Since the 1990s, the federal government required public state universities in Mexico to recruit full time faculty members with doctoral degrees and research productivity to increase the academic competitiveness of higher education. After two decades of the implementation of federal mandates, public state universities have not improved their academic life significantly (Chavoya-Peña, et al., 2006). The failure of federal programs for university restructuring can be understood from a variety of perspectives. Central to this failure is the faculty body.

Based on a case study approach, this investigation sought to understand the ways in which full time faculty members that entered state public universities since 1996 as part of the Faculty Enhancement Program (PROMEP) negotiate their professional identity within a climate of university restructuring in Mexico.
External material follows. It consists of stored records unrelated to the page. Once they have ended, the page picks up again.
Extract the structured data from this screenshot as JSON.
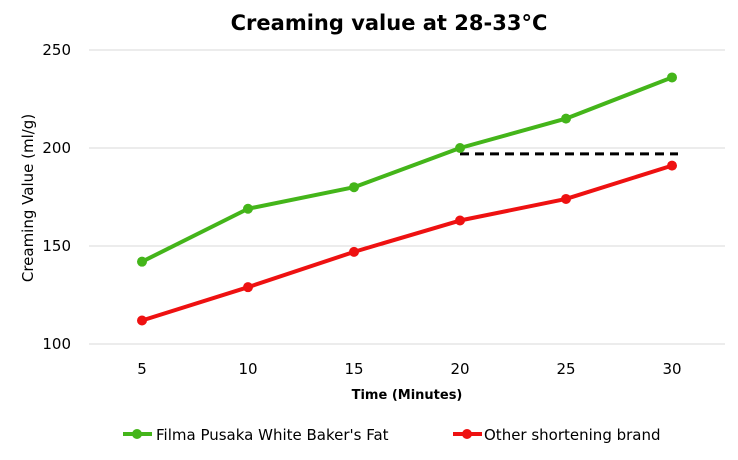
{
  "chart_data": {
    "type": "line",
    "title": "Creaming value at 28-33°C",
    "xlabel": "Time (Minutes)",
    "ylabel": "Creaming Value (ml/g)",
    "x": [
      5,
      10,
      15,
      20,
      25,
      30
    ],
    "categories": [
      "5",
      "10",
      "15",
      "20",
      "25",
      "30"
    ],
    "ylim": [
      100,
      250
    ],
    "yticks": [
      100,
      150,
      200,
      250
    ],
    "grid": true,
    "legend_position": "bottom",
    "series": [
      {
        "name": "Filma Pusaka White Baker's Fat",
        "color": "#44b51a",
        "values": [
          142,
          169,
          180,
          200,
          215,
          236
        ]
      },
      {
        "name": "Other shortening brand",
        "color": "#ee1111",
        "values": [
          112,
          129,
          147,
          163,
          174,
          191
        ]
      }
    ],
    "reference_line": {
      "style": "dashed",
      "color": "#000000",
      "y": 197,
      "x_start": 20,
      "x_end": 30
    }
  }
}
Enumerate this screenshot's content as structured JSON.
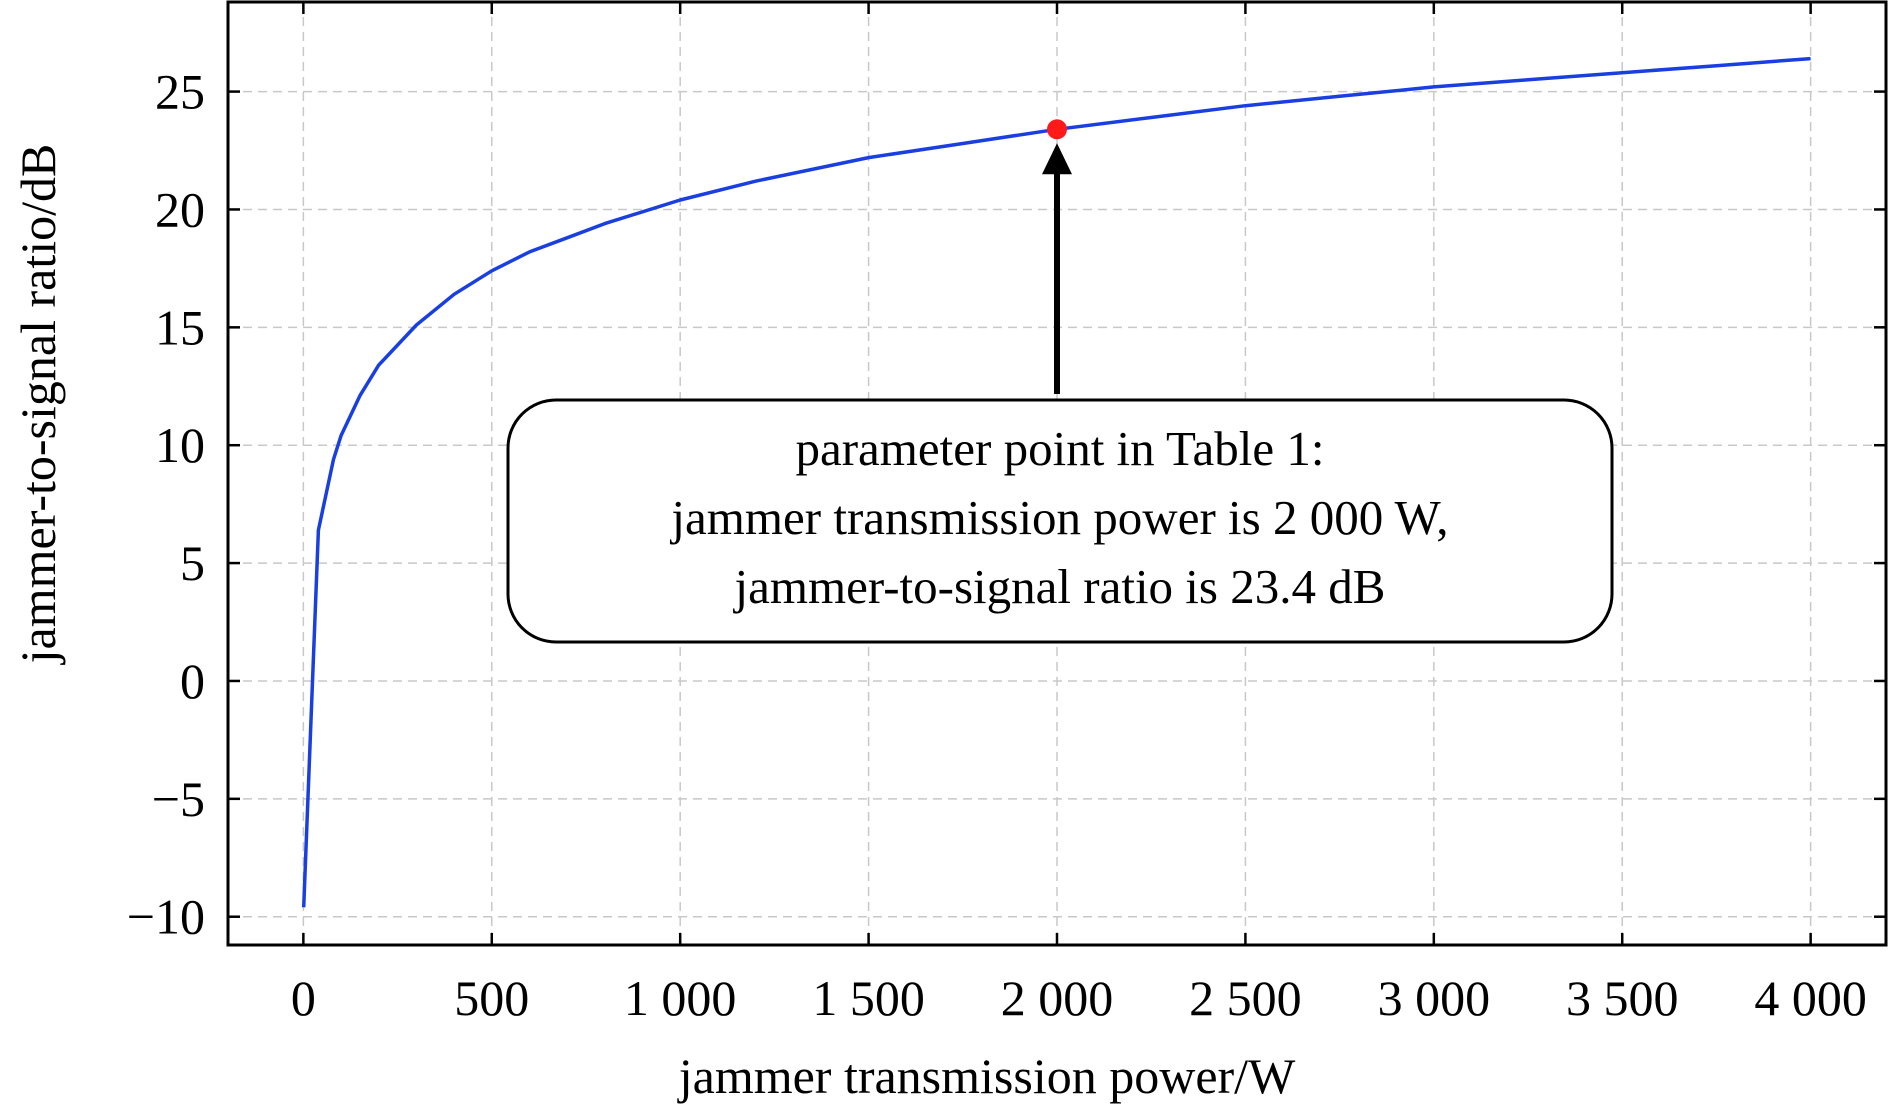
{
  "chart_data": {
    "type": "line",
    "title": "",
    "xlabel": "jammer transmission power/W",
    "ylabel": "jammer-to-signal ratio/dB",
    "xlim": [
      -200,
      4200
    ],
    "ylim": [
      -11.2,
      28.8
    ],
    "x_ticks": [
      0,
      500,
      1000,
      1500,
      2000,
      2500,
      3000,
      3500,
      4000
    ],
    "x_tick_labels": [
      "0",
      "500",
      "1 000",
      "1 500",
      "2 000",
      "2 500",
      "3 000",
      "3 500",
      "4 000"
    ],
    "y_ticks": [
      -10,
      -5,
      0,
      5,
      10,
      15,
      20,
      25
    ],
    "y_tick_labels": [
      "−10",
      "−5",
      "0",
      "5",
      "10",
      "15",
      "20",
      "25"
    ],
    "grid": true,
    "series": [
      {
        "color": "#1a3fe0",
        "x": [
          1,
          40,
          80,
          100,
          150,
          200,
          300,
          400,
          500,
          600,
          700,
          800,
          1000,
          1200,
          1500,
          1750,
          2000,
          2250,
          2500,
          2750,
          3000,
          3250,
          3500,
          3750,
          4000
        ],
        "y": [
          -9.6,
          6.4,
          9.4,
          10.4,
          12.1,
          13.4,
          15.1,
          16.4,
          17.4,
          18.2,
          18.8,
          19.4,
          20.4,
          21.2,
          22.2,
          22.8,
          23.4,
          23.9,
          24.4,
          24.8,
          25.2,
          25.5,
          25.8,
          26.1,
          26.4
        ]
      }
    ],
    "highlight_point": {
      "x": 2000,
      "y": 23.4,
      "color": "#ff1a1a"
    },
    "annotation": {
      "lines": [
        "parameter point in Table 1:",
        "jammer transmission power is 2 000 W,",
        "jammer-to-signal ratio is 23.4 dB"
      ]
    }
  }
}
The case site was a public state university in the state of Morelos (UM) in the central valley of Mexico. This investigation included three research questions: What are the contextual factors for the negotiation of academic identity? What are the practices that enable full time faculty to negotiate their academic identity? What are the characteristics of the academic identity of full time faculty? Organizational theory, cultural theory, and professional identity theory shaped the theoretical framework.

Empirical data collected through semi-structured interviews, participant observation, and document analysis was interpreted through analytical induction (Erickson, 1986) and reflexive analysis (Aunger, 1995). Three central findings are presented. First, full time faculty members at UM self-defined as researchers. Full time faculty members negotiated their academic identity within two types of Faculties: parochial and modern Faculties. Each type of Faculty had a different cultural orientation and social structure to organize academic life. Second, full time faculty members stressed their reluctance to participate in committee work; yet they engaged actively in institutional service activities in order to create organizational conditions that facilitated the development of research and teaching. Third, through strategies of self-regulation, full time faculty members negotiated three types of self-definitions: the academic as researcher, the academic as change-maker, and the academic as saturated worker. Contributions of this study, implications for practice, and pathways for further research are discussed.